Qualche storia fra tante. O., a Roma, torturato infinite volte, asilo rigettato. H., a Venezia, ha perso il lavoro regolare assieme al soggiorno "per motivi umanitari" che gli aveva consentito di portare in Italia la sua famiglia. H., a Bolzano, attende da dieci mesi l'esito dell'incontro con la commissione sospeso per "accertamenti" (quali?), e intanto non riesce ad ottenere neppure il rinnovo del soggiorno umanitario di sua moglie. C., a Roma, s'è visto rifiutare l'asilo perché era "soltanto" un disertore dall'esercito. E una storia esemplare è quella della moglie di G. che, partita incinta, ha partorito due gemelli a Crotone. La coppia fuggiva dalla Turchia dove li aveva espulsi il governo tedesco, revocandogli l'asilo, per punirli della loro presenza a Roma nei giorni di Ocalan. Dieci mesi dopo, padre e madre di due bimbi nati in Italia si sono visti rifiutare l'asilo politico. Possono tornare anche loro in Turchia, è cambiata, assicurano i burocrati del Viminale.

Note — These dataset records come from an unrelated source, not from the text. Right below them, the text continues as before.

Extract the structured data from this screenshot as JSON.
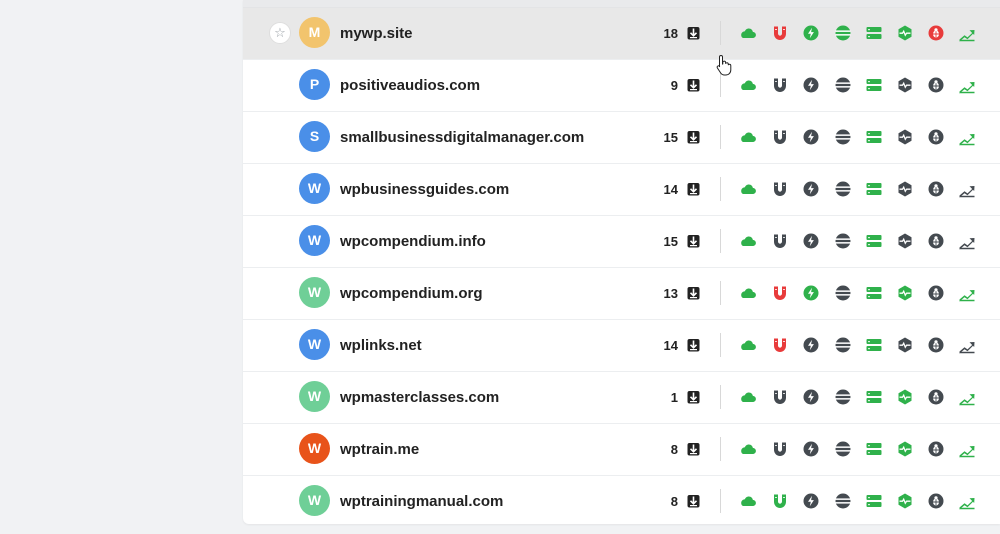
{
  "colors": {
    "ok": "#2fb14b",
    "warn": "#e83b3b",
    "neutral": "#444a50",
    "hover_bg": "#e8e8e8"
  },
  "columns_icons": [
    "cloud-icon",
    "magnet-icon",
    "bolt-icon",
    "bars-icon",
    "server-icon",
    "shield-icon",
    "bug-icon",
    "chart-icon"
  ],
  "sites": [
    {
      "initial": "M",
      "name": "mywp.site",
      "count": "18",
      "avatar_color": "#f2c46d",
      "hover": true,
      "status": [
        "ok",
        "warn",
        "ok",
        "ok",
        "ok",
        "ok",
        "warn",
        "ok"
      ]
    },
    {
      "initial": "P",
      "name": "positiveaudios.com",
      "count": "9",
      "avatar_color": "#4a8fe8",
      "status": [
        "ok",
        "neutral",
        "neutral",
        "neutral",
        "ok",
        "neutral",
        "neutral",
        "ok"
      ]
    },
    {
      "initial": "S",
      "name": "smallbusinessdigitalmanager.com",
      "count": "15",
      "avatar_color": "#4a8fe8",
      "status": [
        "ok",
        "neutral",
        "neutral",
        "neutral",
        "ok",
        "neutral",
        "neutral",
        "ok"
      ]
    },
    {
      "initial": "W",
      "name": "wpbusinessguides.com",
      "count": "14",
      "avatar_color": "#4a8fe8",
      "status": [
        "ok",
        "neutral",
        "neutral",
        "neutral",
        "ok",
        "neutral",
        "neutral",
        "neutral"
      ]
    },
    {
      "initial": "W",
      "name": "wpcompendium.info",
      "count": "15",
      "avatar_color": "#4a8fe8",
      "status": [
        "ok",
        "neutral",
        "neutral",
        "neutral",
        "ok",
        "neutral",
        "neutral",
        "neutral"
      ]
    },
    {
      "initial": "W",
      "name": "wpcompendium.org",
      "count": "13",
      "avatar_color": "#6fcf97",
      "status": [
        "ok",
        "warn",
        "ok",
        "neutral",
        "ok",
        "ok",
        "neutral",
        "ok"
      ]
    },
    {
      "initial": "W",
      "name": "wplinks.net",
      "count": "14",
      "avatar_color": "#4a8fe8",
      "status": [
        "ok",
        "warn",
        "neutral",
        "neutral",
        "ok",
        "neutral",
        "neutral",
        "neutral"
      ]
    },
    {
      "initial": "W",
      "name": "wpmasterclasses.com",
      "count": "1",
      "avatar_color": "#6fcf97",
      "status": [
        "ok",
        "neutral",
        "neutral",
        "neutral",
        "ok",
        "ok",
        "neutral",
        "ok"
      ]
    },
    {
      "initial": "W",
      "name": "wptrain.me",
      "count": "8",
      "avatar_color": "#e8531a",
      "status": [
        "ok",
        "neutral",
        "neutral",
        "neutral",
        "ok",
        "ok",
        "neutral",
        "ok"
      ]
    },
    {
      "initial": "W",
      "name": "wptrainingmanual.com",
      "count": "8",
      "avatar_color": "#6fcf97",
      "status": [
        "ok",
        "ok",
        "neutral",
        "neutral",
        "ok",
        "ok",
        "neutral",
        "ok"
      ]
    }
  ]
}
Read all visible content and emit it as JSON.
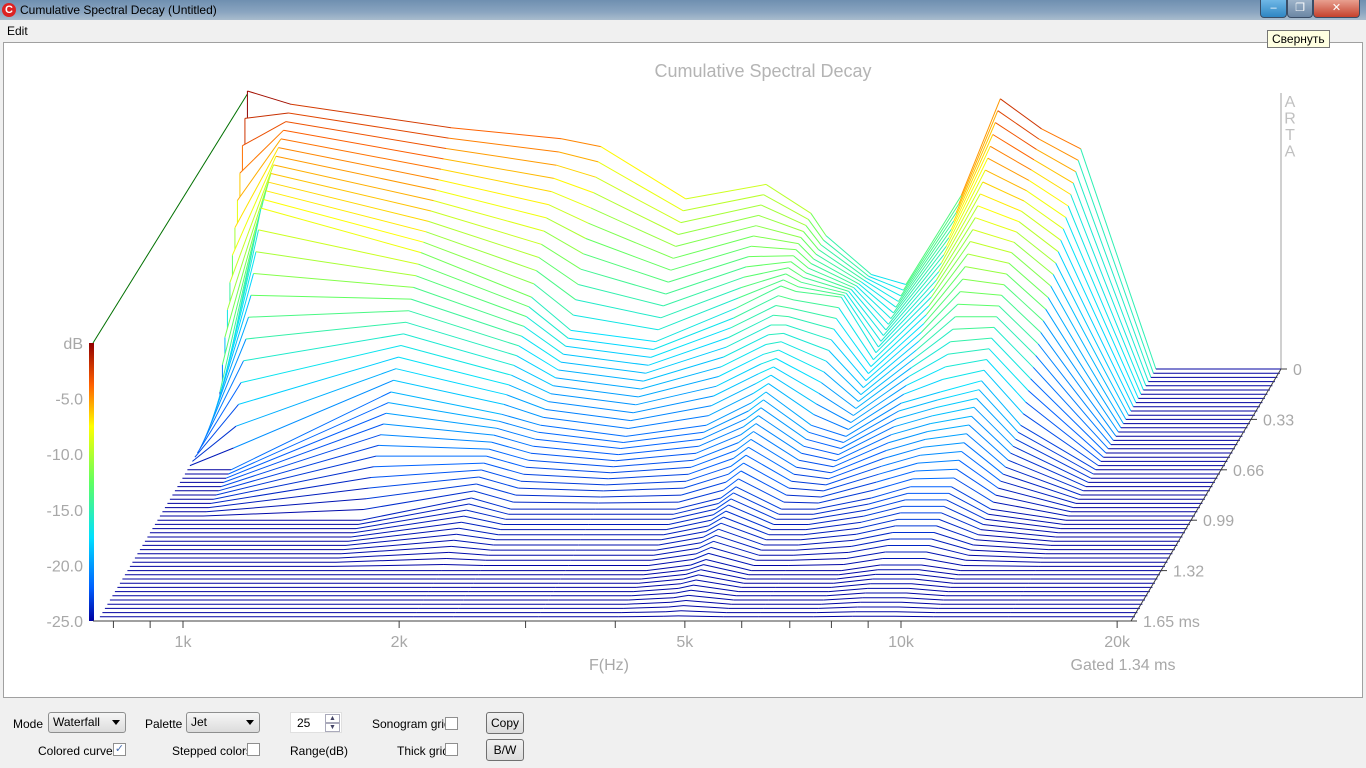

Intanto l'esodo kurdo s'intensifica sospinto dai venti di guerra. Con tutta evidenza sono profughi di guerra, quella "preventiva" dei bombardamenti e quella "sporca" che si combatte ogni giorno nelle celle di tortura di cui è fornito ogni commissariato turco (ma anche siriano, irakeno, iraniano). Nelle storie di questi esseri umani s'intrecciano molti nodi: quello della guerra e della pace, quello del diritto internazionale e della sua negazione pratica, quello della flagrante e voluta cecità delle diplomazie e delle burocrazie. Ognuna di queste storie dev'essere "adottata" in tutta la sua complessità (inclusi i costi dei ricorsi), fino ad inviare delegazioni sul campo per verificare, come ha fatto con successo la tedesca Pro Asyl, la situazione dei rimpatriati e la storia e i rischi dei "rigettati" candidati al rimpatrio. E' questa la sostanza della specifica campagna nazionale che, prima che sia troppo tardi, l'associazione Azad propone d'intitolare alla memoria di Malli Gullù, forte e fragile donna kurda, militante dell'Hadep, fuggita dalla tortura e dal processo per aver digiunato nel '99 in solidarietà per Ocalan, morta di stenti nel 2001 sotto gli occhi dei suoi figli nella stiva d'una nave diretta in Italia.